ANZAC Day 2021 – project update
It’s definitely time for an update! We thought ANZAC Day was a good time to show you the end result of what our volunteers did, and acknowledge their hard work and care they put into this special task. Have a look here to find out about the beginning of the project, and other similar projects that in some cases are still under way.

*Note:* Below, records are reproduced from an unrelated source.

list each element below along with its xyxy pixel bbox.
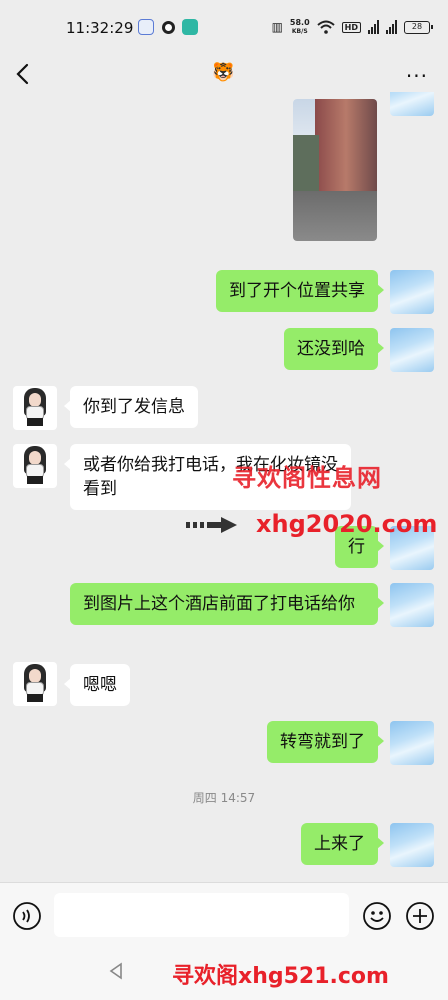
battery-indicator: 28 [404,20,433,34]
more-options-icon[interactable]: ··· [406,64,428,88]
status-indicators: ▥ 58.0 KB/S HD 28 [271,18,433,36]
message-input-bar [0,882,448,948]
vibrate-icon: ▥ [271,20,283,34]
wifi-icon [316,20,335,34]
contact-avatar[interactable] [13,662,57,706]
watermark-site-url: xhg2020.com [256,510,438,538]
my-avatar[interactable] [390,270,434,314]
contact-avatar[interactable] [13,444,57,488]
message-input[interactable] [54,893,349,937]
signal-icon-1 [368,20,379,34]
emoji-icon[interactable] [362,901,392,931]
my-avatar[interactable] [390,721,434,765]
network-speed-value: 58.0 [289,18,310,27]
app-notification-icon [138,19,154,35]
my-avatar[interactable] [390,328,434,372]
watermark-bottom: 寻欢阁xhg521.com [172,964,389,989]
system-back-icon[interactable] [108,962,124,980]
my-avatar[interactable] [390,92,434,116]
signal-icon-2 [386,20,397,34]
message-bubble[interactable]: 到了开个位置共享 [216,270,384,312]
status-bar: 11:32:29 ▥ 58.0 KB/S HD 28 [0,0,448,56]
message-bubble[interactable]: 你到了发信息 [64,386,198,428]
contact-avatar[interactable] [13,386,57,430]
time-divider: 周四 14:57 [192,791,256,805]
chat-title: 🐯 [212,62,235,83]
watermark-site-name: 寻欢阁性息网 [232,464,382,492]
my-avatar[interactable] [390,823,434,867]
watermark-arrow-icon [186,517,237,533]
shared-photo[interactable] [293,99,377,241]
message-bubble[interactable]: 到图片上这个酒店前面了打电话给你 [70,583,384,625]
message-bubble[interactable]: 上来了 [301,823,384,865]
message-bubble[interactable]: 还没到哈 [284,328,384,370]
chat-header: 🐯 ··· [0,56,448,92]
network-speed-unit: KB/S [291,28,308,35]
back-arrow-icon[interactable] [13,62,33,86]
status-time: 11:32:29 [66,19,134,37]
record-icon [162,21,175,34]
message-bubble[interactable]: 嗯嗯 [64,664,130,706]
hd-voice-badge: HD [341,21,361,33]
my-avatar[interactable] [390,583,434,627]
chat-app-icon [182,19,198,35]
more-functions-plus-icon[interactable] [405,901,435,931]
message-bubble[interactable]: 转弯就到了 [267,721,384,763]
voice-input-icon[interactable] [12,901,42,931]
system-navigation-bar: 寻欢阁xhg521.com [0,948,448,1000]
network-speed: 58.0 KB/S [290,18,310,36]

War diaries are a popular subject for research. The project ran from July 2016 to January 2019 and was focused on successfully digitising most of the WW1 soldiers’ diaries, and a portion of WW1 soldiers letters held in the Hocken Archives collection. 72 diaries and other documents were digitised (around 7000 to 8000 pages). Surrogate paper copies have been printed and bound and these are catalogued on Hākena and available for use in the Reading room at Hocken. Having high quality preservation copies available for readers substantially reduces handling damage to the originals, many of which are fragile because of age and repeated handling in the past.
The key role played by a group of volunteers from the Friends of the Hocken Collections was the work to create transcripts in MS Word of some diaries and documents. A total of 16 were completed and donated to the Hocken by the volunteers. These volunteers were: Rosemary Clarkson, Liz Crook, Kathryn Davey, Trish Fleming, Ross Grimmett, Nigel Harwood, Denise Hesson, Rosemary Hudson, Lorraine Isaacs, Dave and Lynne Keen, Phillippa Keaney, Allison McKenzie, Barry Mackenzie, Claire Stevens and Sara Barham. You can read more about their work in an Otago Daily Times article, “Hocken friends create a wartime legacy” (23 April 2017).
Completed transcriptions, held at the Hocken
|TR-082||Transcript of Jeffery, Minnie : War diaries volume 1, pp.1-156||1915-1916||PC-0310|
|TR-083||Transcript of Jeffery, Minnie : War diaries volume 2, pp.157-225||1916-1917||PC-0311|
|TR-084||Transcript of Weir, Daniel : Letters from World War I (Misc-MS-2148)||1916-1918||PC-0853|
|TR-085||Transcript of Jeffrey, J. G., Lieutenant : Transcripts of letters from Lieutenant J.G. Jeffrey (MS-1243/010)||1915||none available|
|TR-086||Transcript of Paulin, Thomas Gerald : Diary (AG-777/01)||1917||PC-0714|
|TR-087||Transcript of Cargill, Arthur W. : Diary (Misc-MS-0636/001)||1914-1915||PC-0862|
|TR-088||Transcript of Cargill, Arthur W. : Diary (Misc-MS-0636/002)||1915||PC-0863|
|TR-089||Transcript of Jackson, James Gardner : Diary (AG-577/001)||1914||PC-0236|
|TR-090||Transcript of Jackson, James Gardner : Diary (AG-577/002)||1915||PC-0237|
|TR-091||Transcript of Paulin, Thomas Gerald : Diary (AG-777/02)||1917-1918||PC-0715|
|TR-092||Transcript of Cloughley, George : War diary of George Cloughley (MS-4395/001)||1914-1916||PC-876|
|TR-093||Transcript of Falconer, Alexander Smith : War diary (MS-0804/001)||1914-1915||PC-0880|
|TR-094||Transcript of Allen, John Hugh : World War I diary (MS-0139/B)||1915||PC-0318, PC-0319|
|TR-095||Transcript of Falconer, Alexander Smith : War diary (MS-0804/002)||1915||PC-0881|
|TR-096||Transcript of Lawless, James Henry : Diary (MS-1640/001)||1915-1920||PC-0859|
|TR-097||Transcript of Roberts, Edward Fletcher : Diary (August-November 1915) (MS-0485/019)||1915||PC-0893|
The project was initiated in 2016
The Friends’ World War One transcription project is under way. The project is focusing on the transcription of World War One diaries, as well as other archival materials of that era. We’ve got around a dozen volunteer transcribers so far. Some are already members of Friends of the Hocken Collections, and others are joining up.
At the first transcribers’ meeting, Anna Blackman, the Hocken Collections Curator of Archives & Manuscripts, had selected a range of candidates for transcription – diaries, letters and other materials. 3 examples of documents and writers are: “Donald Baxter, conscientious objector, Waiheria Reformatory”, “Beaumont, letter on wood, Gallipoli, France” and “Roberts, Edward Fletcher”.
Anna also provided to the group an excellent guidance document about transcribing. It includes, for example, how best to decipher handwriting and ways to ensure that the transcription duplicates, as accurately as possible, the text on a page.
Transcribing can be done (within reason!) wherever there is access to a PC, laptop or tablet. Sometimes, of course, there could be an advantage in working at the Hocken itself, with experienced interpreters of century- ago handwriting available.
Our aim is to have completed and digitised transcriptions to share via the media in a year or so from now. For example, at the time of the Passchendaele Centenary in October 2017.